Enormous popular attention was focused on the Western United States (especially the Southwest) in the second half of the 19th century and the early 20th century, from the 1850s to the 1910s. Such media typically exaggerated the romance, anarchy, and chaotic violence of the period for greater dramatic effect. This inspired the Western genre of film, along with television shows, novels, comic books, video games, children's toys and costumes.

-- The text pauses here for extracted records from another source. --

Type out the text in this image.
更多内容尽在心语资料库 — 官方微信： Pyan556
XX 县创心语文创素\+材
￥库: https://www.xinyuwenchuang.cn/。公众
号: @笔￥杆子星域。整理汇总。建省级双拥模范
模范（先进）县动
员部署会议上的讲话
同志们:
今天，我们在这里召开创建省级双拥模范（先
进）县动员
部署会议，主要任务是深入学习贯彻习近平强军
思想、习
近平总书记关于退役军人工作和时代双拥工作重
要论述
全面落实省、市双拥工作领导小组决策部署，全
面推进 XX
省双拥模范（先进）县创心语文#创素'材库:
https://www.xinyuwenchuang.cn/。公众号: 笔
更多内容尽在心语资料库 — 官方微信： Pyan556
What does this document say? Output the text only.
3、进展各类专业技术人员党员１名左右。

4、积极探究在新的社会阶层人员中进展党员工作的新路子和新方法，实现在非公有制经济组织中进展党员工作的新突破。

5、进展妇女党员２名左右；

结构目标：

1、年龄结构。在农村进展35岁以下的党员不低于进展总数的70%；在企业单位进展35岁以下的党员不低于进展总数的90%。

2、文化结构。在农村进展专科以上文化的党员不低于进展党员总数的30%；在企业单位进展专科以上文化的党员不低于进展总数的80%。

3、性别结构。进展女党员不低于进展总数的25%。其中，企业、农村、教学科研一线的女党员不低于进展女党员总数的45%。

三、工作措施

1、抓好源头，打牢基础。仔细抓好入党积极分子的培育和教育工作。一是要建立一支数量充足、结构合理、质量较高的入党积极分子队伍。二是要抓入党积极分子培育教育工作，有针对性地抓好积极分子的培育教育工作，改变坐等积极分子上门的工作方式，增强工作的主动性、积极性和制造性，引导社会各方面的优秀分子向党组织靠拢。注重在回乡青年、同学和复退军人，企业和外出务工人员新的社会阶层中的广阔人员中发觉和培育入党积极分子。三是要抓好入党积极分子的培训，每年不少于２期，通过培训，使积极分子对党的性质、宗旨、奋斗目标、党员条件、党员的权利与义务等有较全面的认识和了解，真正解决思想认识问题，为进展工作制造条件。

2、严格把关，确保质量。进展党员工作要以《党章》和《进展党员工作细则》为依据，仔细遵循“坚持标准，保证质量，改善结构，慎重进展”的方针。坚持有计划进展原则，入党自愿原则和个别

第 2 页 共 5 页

As defined by Hine and Faragher, "frontier history tells the story of the creation and defense of communities, the use of the land, the development of markets, and the formation of states." They explain, "It is a tale of conquest, but also one of survival, persistence, and the merging of peoples and cultures that gave birth and continuing life to America." Turner himself repeatedly emphasized how the availability of free land to start new farms attracted pioneering Americans: "The existence of an area of
free land, its continuous recession, and the advance of American settlement westward, explain American development." Through treaties with foreign nations and native tribes, political compromise, military conquest, the establishment of law and order, the building of farms, ranches, and towns, the marking of trails and digging of mines, and the pulling in of great migrations of foreigners, the United States expanded from coast to coast, fulfilling the ideology of Manifest destiny. In his "Frontier Thesis" (1893), Turner theorized that the frontier was a process that transformed Europeans into a new people, the Americans, whose values focused on equality, democracy, and optimism, as well as individualism, self-reliance, and even violence.
As the American frontier passed into history, the myths of the West in fiction and film took a firm hold in the imaginations of Americans and foreigners alike. In David Murdoch's view, America is exceptional in choosing its iconic self-image: "No other nation has taken a time and place from its past and produced a construct of the imagination equal to America's creation of the West."